体が震えてるよー!悪寒?風邪ひいたかな?それともこの人の圧力か~?なんちゃってああ現実逃避したい・・・今してるか・・・。)
モモコがあまりの視線に俯くと、ガツクがいきなり立ち上がったのであまりの背の高さに茫然とした。
(ヒョョオオオ!!高い高いむちゃ高い!!ジェットコースターみたいだったぞ!フワッとした!)

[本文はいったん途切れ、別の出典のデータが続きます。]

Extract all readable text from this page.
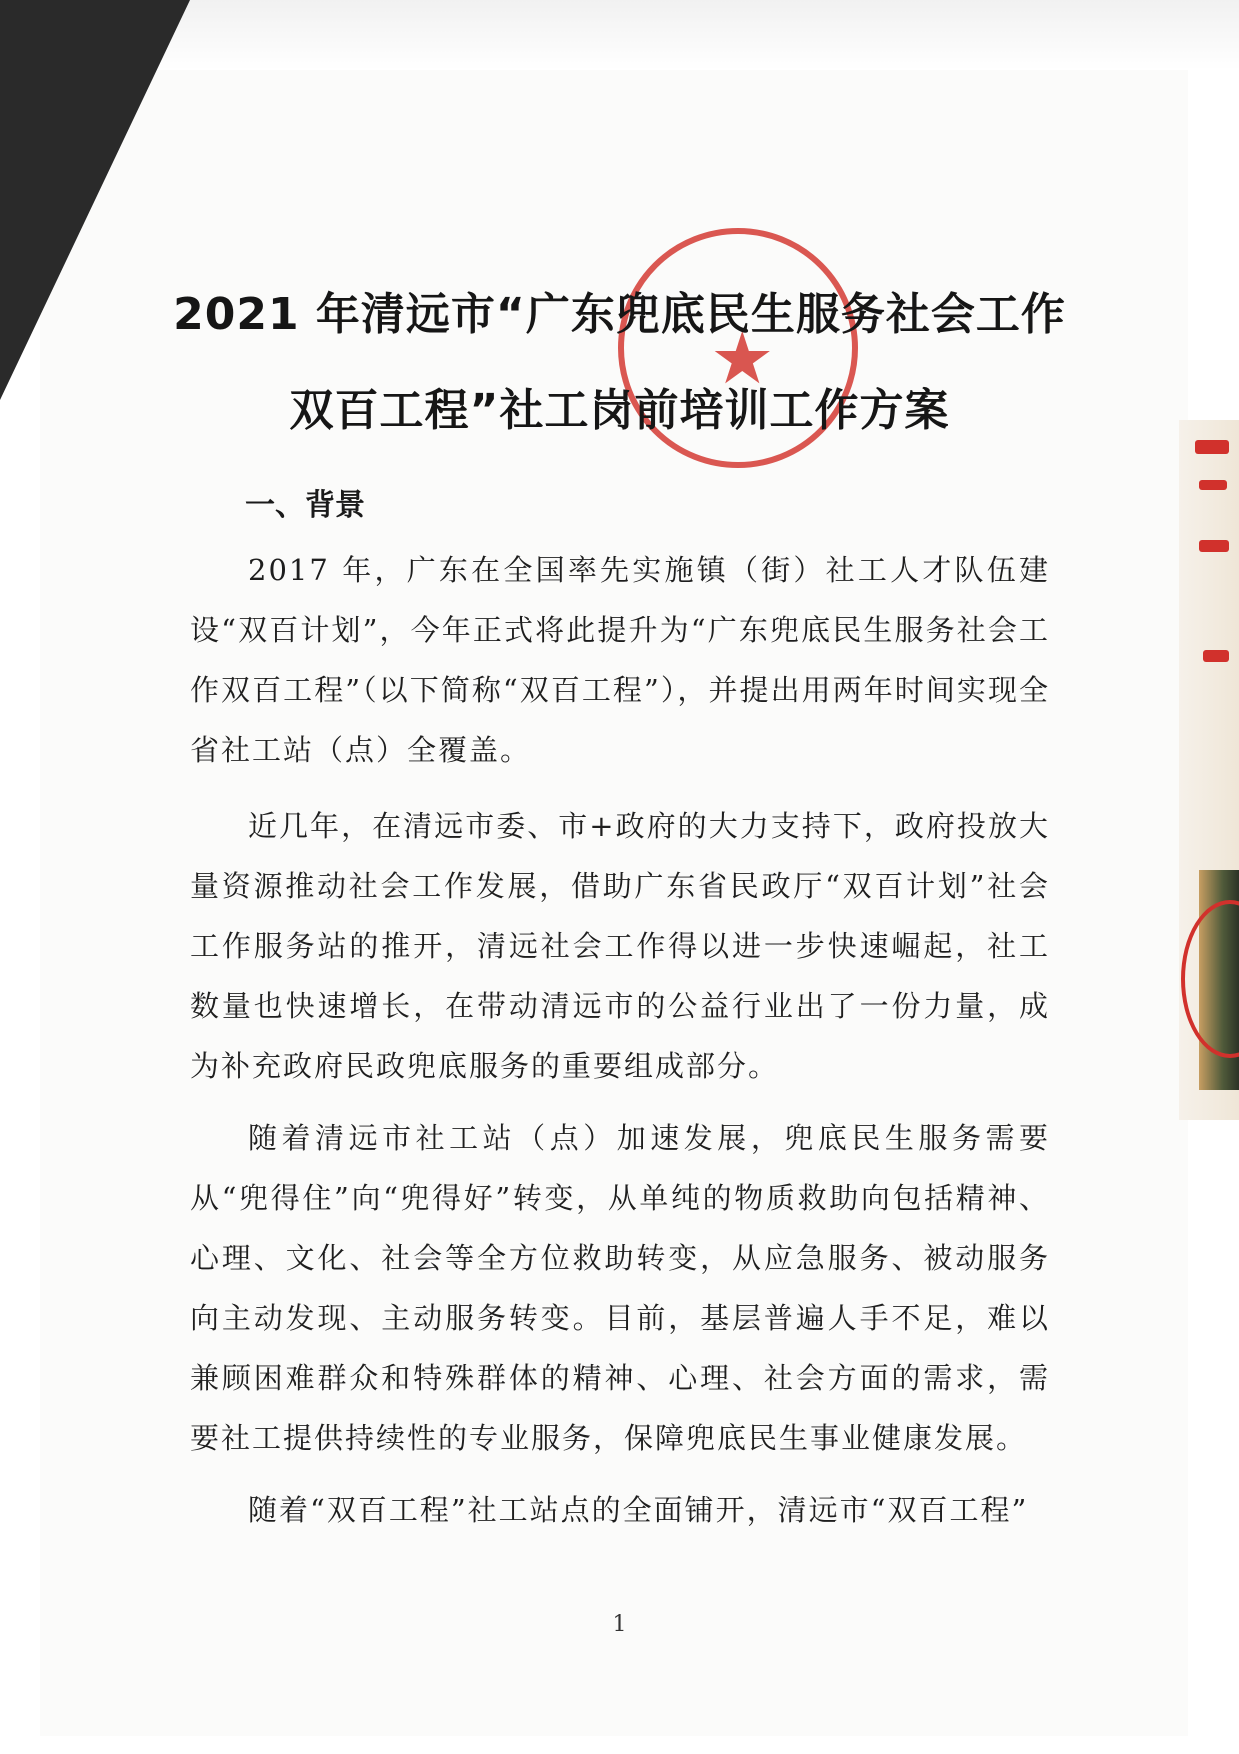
★
2021 年清远市“广东兜底民生服务社会工作
双百工程”社工岗前培训工作方案
一、背景

2017 年，广东在全国率先实施镇（街）社工人才队伍建设“双百计划”，今年正式将此提升为“广东兜底民生服务社会工作双百工程”（以下简称“双百工程”），并提出用两年时间实现全省社工站（点）全覆盖。

近几年，在清远市委、市+政府的大力支持下，政府投放大量资源推动社会工作发展，借助广东省民政厅“双百计划”社会工作服务站的推开，清远社会工作得以进一步快速崛起，社工数量也快速增长，在带动清远市的公益行业出了一份力量，成为补充政府民政兜底服务的重要组成部分。

随着清远市社工站（点）加速发展，兜底民生服务需要从“兜得住”向“兜得好”转变，从单纯的物质救助向包括精神、心理、文化、社会等全方位救助转变，从应急服务、被动服务向主动发现、主动服务转变。目前，基层普遍人手不足，难以兼顾困难群众和特殊群体的精神、心理、社会方面的需求，需要社工提供持续性的专业服务，保障兜底民生事业健康发展。

随着“双百工程”社工站点的全面铺开，清远市“双百工程”

1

テンレイに抱えられた時も高いなと思ったが、ガツクのはその比ではない。
タオルで包んだまますたすた歩きやがて寝室にきた。
そっとモモコをベッドに降ろし、タオルを取ると自身は出て行った。
一人になったモモコはベッドを見て
(なんじゃこれー端が見えないぞーキングサイズばかにしてるでしょキングサイズに言いつけちゃうからなー)
あまりのでかさに思わず思考が棒読みだ。
ガツクは大男だ。なので当然ベッドも大きい。そのベッド横4メートル縦5メートル。
(どんだけ寝相悪いんだよ。あ、あれかー彼女来た時のためか。よっ色男!憎いねっ!はぁぁぁぁ・・もうやめよどうでもいいじゃん・・。)
ほんとにどうでもいい。
モモコがくだらない感想をぐだぐだ続けているとガツクが戻ってきた。
手にカップらしき器をもってきていて、それをモモコの前に置く。
モモコはガツクを見、器を見た。器にはミルクが入っている。
もう一度ガツクを見た。そしてすぐ目を逸らした。怖いから。
(ようするにこれを飲めっていうことですか?そういや喉乾いたかも。追いかけられたし。)
モモコはここでミルクを飲み前述の通りになる。
まだ上手く飲めないの?と思った諸君。違うのだ。
モモコはなんとか飲み物だけは 飲めるようになった。
それは熱かった。ものすごく熱かったのだ。
ミルクの風味も味も消し飛び煮えたぎったようなそれ。
(なんでー!あんた普通に器持ってたじゃん!適温だと思うじゃん!動物虐待かぁー!)
ベッドの上で七転八倒するモモコをちょっと驚いた顔で見てガツクは、
「熱かったか。すまん。」
一応謝った。
(ユ・ル・サ・ン!!猫ってね!猫舌なんだよ!?動物は皆熱いものが苦手なんだけど数多の動物を押しのけて[ね・こ・舌]ってつくぐらいキング・オブ・猫舌なの!許さん!)
ちょっと主観が入っているそれを痺れる舌を使って必死に訴えるが、
「はにゃ!ふにゃ!ふぎー!」
にしかガツクには聞こえない。
しばらく抗議していたが言ってもムダなことはよく知っているので、
やがてモモコは不貞腐れて寝た。
そんなモモコを興味深そうに見ていたガツクは、ふと周囲が白んじている事に気づいた。
(もう朝か・・・今から寝ても寝なくても一緒だな。着替えて戻るか。)
音もたてずに着替え終わるとモモコの頭をそっと撫で、静かに出て行った。
朝もやの中を隙のない身のこなしで歩きながら、気分が高揚している事に気づき苦笑する。